L’Isolotto, fino al 1951, non era che un terreno incolto e sul quale veniva effettuato lo scarico di materiale inutile, lungo la riva sinistra dell’Arno; all’altezza di Monticelli e in vista d’un isolotto, formato dal fiume.

Fu l’amministrazione comunale presieduta dal sindaco Giorgio La Pira, che individuò quella plaga per una «città satellite », che potesse alleviare la gravissima crisi degli alloggi. Con rapidità, venne eseguito un piano regolatore, e la piccola città sorse con criterio urbanistico e dignità architettonica al fine di ottenere un sereno e sano ambiente per tutti coloro che a lungo avevano aspirato ad una umana sistemazione.
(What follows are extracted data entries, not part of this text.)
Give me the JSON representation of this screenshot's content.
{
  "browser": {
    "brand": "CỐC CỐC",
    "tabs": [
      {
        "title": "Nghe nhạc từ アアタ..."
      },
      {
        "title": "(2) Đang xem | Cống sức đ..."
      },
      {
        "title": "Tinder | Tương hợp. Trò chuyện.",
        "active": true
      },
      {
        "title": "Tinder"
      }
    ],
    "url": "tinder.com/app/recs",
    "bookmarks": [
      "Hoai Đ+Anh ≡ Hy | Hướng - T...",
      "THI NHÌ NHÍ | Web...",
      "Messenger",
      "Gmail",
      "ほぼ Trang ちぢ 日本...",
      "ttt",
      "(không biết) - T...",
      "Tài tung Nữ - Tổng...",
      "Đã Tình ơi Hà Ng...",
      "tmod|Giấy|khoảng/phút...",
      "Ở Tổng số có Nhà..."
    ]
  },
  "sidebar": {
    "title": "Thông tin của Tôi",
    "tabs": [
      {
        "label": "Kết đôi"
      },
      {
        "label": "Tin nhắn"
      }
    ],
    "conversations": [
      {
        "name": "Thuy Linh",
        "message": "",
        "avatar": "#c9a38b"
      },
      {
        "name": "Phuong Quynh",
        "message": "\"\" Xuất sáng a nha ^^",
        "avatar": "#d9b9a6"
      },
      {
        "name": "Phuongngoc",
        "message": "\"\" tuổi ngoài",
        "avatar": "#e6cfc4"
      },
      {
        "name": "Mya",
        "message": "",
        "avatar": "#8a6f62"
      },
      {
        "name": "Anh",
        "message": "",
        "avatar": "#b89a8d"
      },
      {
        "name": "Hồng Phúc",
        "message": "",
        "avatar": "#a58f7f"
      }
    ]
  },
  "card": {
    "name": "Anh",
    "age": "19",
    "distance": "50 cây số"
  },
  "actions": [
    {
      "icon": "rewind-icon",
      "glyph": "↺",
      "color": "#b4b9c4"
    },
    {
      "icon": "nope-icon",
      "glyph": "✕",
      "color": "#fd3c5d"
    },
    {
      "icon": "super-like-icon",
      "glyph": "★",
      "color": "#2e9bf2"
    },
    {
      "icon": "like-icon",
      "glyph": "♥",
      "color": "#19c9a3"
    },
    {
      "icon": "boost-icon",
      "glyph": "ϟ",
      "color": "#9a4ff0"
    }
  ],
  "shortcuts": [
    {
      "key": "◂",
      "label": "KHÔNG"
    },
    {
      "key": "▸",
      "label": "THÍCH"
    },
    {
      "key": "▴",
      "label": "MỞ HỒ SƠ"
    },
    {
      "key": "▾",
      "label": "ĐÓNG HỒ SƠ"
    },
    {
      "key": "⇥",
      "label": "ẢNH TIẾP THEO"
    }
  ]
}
Nella seduta di Consiglio del 9 maggio 1955, su proposta dell’assessore delle Belle Arti e dei Giardini, fu deliberato che le vie e le piazze dovessero avere molto verde e fossero intitolate, non più a nomi di personaggi più o meno celebri, ma alle piante ed ai fiori
coltivati sul luogo.

Alla piazza principale venne mantenuto il nome dell’Isolotto, ma tutte le strade che vi confluivano ebbero il nome dei pioppi, dei ligustri, del biancospino, dei melograni, delle camelie, delle ortensie, delle magnolie, dei platani, dei pini, degli agrifogli, delle azalee, dei tigli, del salice, della gaggia, delle mimose, del roseto, degli oleandri, dei rododendri, delle acacie, degli aceri, dei ginepri, ed
anche dei bambini, che sono i fiori dell’umanità.

La chiesa, progettata dall’architetto Guido Morozzi, fu dedicata a Maria Vergine Madre delle Grazie. La prima pietra fu benedetta dal Cardinale Elia Dalla Costa, Arcivescovo di Firenze, in occasione del Congresso Mariano del 1954. Dopo la sua santa morte, la Chiesa venne consacrata, nel 1958, dal successore cardinale Ermenegildo Florit.